Dirt is good, less screen time, more play time

Dirt is good, less screen time, more play time is quite a powerful message, with a new  marketing campaign from OMO Arabia.

OMO are making a bold statement below with United Nations article 31. “Most parents are breaking this child’s right every day. #rightoplay ” 

As parents we need to reintroduce play especially to offset the increase in access to technology or as we put it, euphemistically, “screen playtime”.

Let’s try to promote play, with an increase in childhood obesity, issues with children not building resilience even foundation-level skills, gross motor skills, creativity, general social and emotional skills.

A great publication on Play by Kenneth R. Ginsburg and the Committee on Communications, and the Committee on Psychosocial Aspects of Child and Family Health ‘Playing and learning outside also helps children to understand and respect nature, the environment and the interdependence of humans, animals, plants, and life-cycles’

‘Play is essential to development because it contributes to the cognitive, physical, social, and emotional well-being of children and youth. Play also offers an ideal opportunity for parents to engage fully with their children. Despite the benefits derived from play for both children and parents, time for free play has been markedly reduced for some children. 

How can we approach this? Let’s start with activities like running outside, exploring the area seeking out the birds, insects, mud, sand, grass even concrete!
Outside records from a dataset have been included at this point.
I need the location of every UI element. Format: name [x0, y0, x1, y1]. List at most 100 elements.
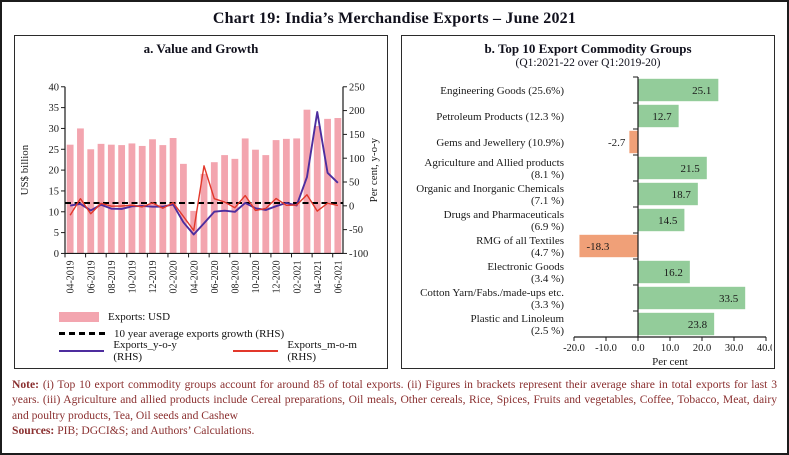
- x-tick-label: 12-2019: [148, 260, 159, 293]
- average-growth-swatch: [59, 332, 105, 335]
- right-tick-label: -50: [349, 225, 363, 236]
- export-bar-10-2020: [252, 149, 259, 254]
- right-tick-label: 100: [349, 154, 365, 165]
- commodity-value-5: 14.5: [658, 214, 678, 226]
- left-tick-label: 35: [49, 103, 59, 114]
- export-bar-07-2019: [97, 143, 105, 254]
- export-bar-10-2019: [128, 143, 136, 254]
- x-tick-label: 06-2021: [333, 260, 344, 293]
- panel-b-subtitle: (Q1:2021-22 over Q1:2019-20): [515, 57, 661, 69]
- exports-usd-label: Exports: USD: [108, 310, 171, 323]
- commodity-bar-9: [638, 312, 715, 335]
- export-bar-05-2019: [77, 128, 84, 254]
- panel-top10-commodities: b. Top 10 Export Commodity Groups (Q1:20…: [401, 35, 775, 369]
- export-bar-06-2020: [210, 162, 218, 254]
- commodity-bar-1: [638, 104, 679, 127]
- value-axis-tick-label: 0.0: [631, 343, 644, 354]
- sources-label: Sources:: [12, 424, 55, 438]
- x-tick-label: 06-2020: [210, 260, 221, 293]
- commodity-label-1: Petroleum Products (12.3 %): [436, 110, 564, 122]
- commodity-label-8: Cotton Yarn/Fabs./made-ups etc. (3.3 %): [420, 286, 564, 310]
- note-text: (i) Top 10 export commodity groups accou…: [12, 378, 777, 422]
- commodity-value-4: 18.7: [672, 188, 692, 200]
- commodity-label-4: Organic and Inorganic Chemicals (7.1 %): [416, 182, 564, 206]
- commodity-label-7: Electronic Goods (3.4 %): [487, 260, 564, 284]
- exports-usd-swatch: [59, 311, 99, 322]
- right-tick-label: 0: [349, 201, 354, 212]
- average-growth-label: 10 year average exports growth (RHS): [114, 327, 285, 340]
- x-tick-label: 06-2019: [86, 260, 97, 293]
- export-bar-06-2021: [334, 118, 342, 254]
- note-paragraph: Note: (i) Top 10 export commodity groups…: [12, 377, 777, 423]
- export-bar-11-2020: [262, 155, 270, 254]
- right-tick-label: 150: [349, 130, 365, 141]
- export-bar-04-2019: [66, 144, 74, 254]
- export-bar-03-2021: [303, 109, 311, 254]
- export-bar-02-2020: [169, 138, 177, 254]
- right-tick-label: 250: [349, 82, 365, 93]
- x-tick-label: 08-2020: [230, 260, 241, 293]
- commodity-label-6: RMG of all Textiles (4.7 %): [476, 234, 564, 258]
- commodity-bar-6: [579, 234, 638, 257]
- top10-commodities-chart: Engineering Goods (25.6%) 25.1 Petroleum P…: [416, 76, 772, 367]
- commodity-value-8: 33.5: [719, 292, 739, 304]
- panel-a-title: a. Value and Growth: [143, 41, 259, 56]
- commodity-value-9: 23.8: [688, 318, 708, 330]
- commodity-value-1: 12.7: [652, 110, 672, 122]
- exports-mom-swatch: [232, 349, 279, 352]
- export-bar-08-2019: [107, 144, 115, 254]
- export-bar-06-2019: [87, 149, 95, 254]
- x-tick-label: 02-2021: [292, 260, 303, 293]
- x-tick-label: 10-2020: [251, 260, 262, 293]
- chart-a-legend: Exports: USD 10 year average exports gro…: [59, 308, 387, 363]
- x-tick-label: 02-2020: [169, 260, 180, 293]
- commodity-bar-2: [629, 130, 638, 153]
- commodity-value-6: -18.3: [586, 240, 609, 252]
- exports-mom-line: [69, 165, 338, 232]
- right-tick-label: 200: [349, 106, 365, 117]
- commodity-bar-8: [638, 286, 746, 309]
- value-growth-chart: 0 5 10 15 20 25 30 35 40 -100 -50 0 50 100 150 200 250 04…: [19, 82, 380, 293]
- export-bar-07-2020: [221, 155, 228, 254]
- exports-yoy-swatch: [59, 349, 105, 352]
- panel-value-and-growth: a. Value and Growth 0 5 10 15 20 25 30 35 40 -100…: [14, 35, 388, 369]
- legend-row-average-growth: 10 year average exports growth (RHS): [59, 325, 387, 342]
- panel-b-title: b. Top 10 Export Commodity Groups: [484, 41, 692, 56]
- commodity-label-9: Plastic and Linoleum (2.5 %): [471, 312, 565, 336]
- left-tick-label: 30: [49, 124, 59, 135]
- right-tick-label: -100: [349, 249, 368, 260]
- left-axis-title: US$ billion: [19, 144, 31, 195]
- exports-mom-label: Exports_m-o-m (RHS): [287, 338, 357, 363]
- commodity-label-5: Drugs and Pharmaceuticals (6.9 %): [444, 208, 565, 232]
- x-tick-label: 04-2020: [189, 260, 200, 293]
- left-tick-label: 25: [49, 145, 59, 156]
- export-bar-05-2020: [200, 173, 208, 254]
- value-axis-title: Per cent: [652, 356, 688, 367]
- commodity-bar-4: [638, 182, 698, 205]
- legend-item-mom: Exports_m-o-m (RHS): [232, 338, 387, 363]
- panels-row: a. Value and Growth 0 5 10 15 20 25 30 35 40 -100…: [12, 35, 777, 369]
- export-bar-02-2021: [293, 138, 301, 254]
- value-axis-tick-label: -20.0: [563, 343, 585, 354]
- export-bar-09-2019: [118, 145, 126, 254]
- legend-row-exports-usd: Exports: USD: [59, 308, 387, 325]
- commodity-label-3: Agriculture and Allied products (8.1 %): [424, 156, 564, 180]
- export-bar-01-2020: [159, 145, 167, 254]
- commodity-value-2: -2.7: [608, 136, 626, 148]
- value-axis-tick-label: 20.0: [693, 343, 711, 354]
- value-axis-tick-label: -10.0: [595, 343, 617, 354]
- commodity-value-3: 21.5: [681, 162, 701, 174]
- left-tick-label: 40: [49, 82, 59, 93]
- x-tick-label: 12-2020: [272, 260, 283, 293]
- left-tick-label: 15: [49, 187, 59, 198]
- legend-item-yoy: Exports_y-o-y (RHS): [59, 339, 207, 363]
- figure-notes: Note: (i) Top 10 export commodity groups…: [12, 377, 777, 439]
- left-tick-label: 20: [49, 166, 59, 177]
- export-bar-05-2021: [324, 118, 331, 254]
- export-bar-08-2020: [231, 158, 239, 254]
- x-tick-label: 04-2021: [313, 260, 324, 293]
- commodity-bar-0: [638, 78, 719, 101]
- note-label: Note:: [12, 378, 40, 391]
- export-bar-04-2020: [190, 210, 198, 254]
There is always an interesting game to play if your children use their imagination and creativity. My son loves going out and jumping in the mud once it has rained and we go walking in the fields or even running down the sand dunes.

Benefits of play below are;

  •  Offering children opportunities for physical activity, freedom and movement, and promoting a sense of well-being through play.
  •  Play supports children’s problem-solving skills and nurtures their creativity, as well as providing rich opportunities for their developing imagination, inventiveness and resourcefulness.
  • Children need an outdoor environment that can provide them with space, both upwards and outwards, and places to explore, experiment, discover, be active and healthy, and to develop their physical capabilities through play.
  • Important very young children learn predominately through their sensory and physical experiences which supports brain development and the creation of neural networks through play.
  • Children will learn to assess safety and risks, by experimenting on their own.

Play as mentioned above is so important to develop the foundation skills in a child from gross motor skills, balance, coordination, creativity, imagination and many more.

Here is the original Right to play Article 31 from International Play Association  called “This is Me”..

I love this video as it shows play in so many forms from around the globe. Just remember as parents it is up to us to reintroduce child centred play, allow them to use their imagination and explore the world!

What techniques have you found to tear kids away from their comfortable media choices and just play not structured just children centred? And how do you bring the elements (Earth, Wind, Water and Fire/Sunshine) to life as part of play?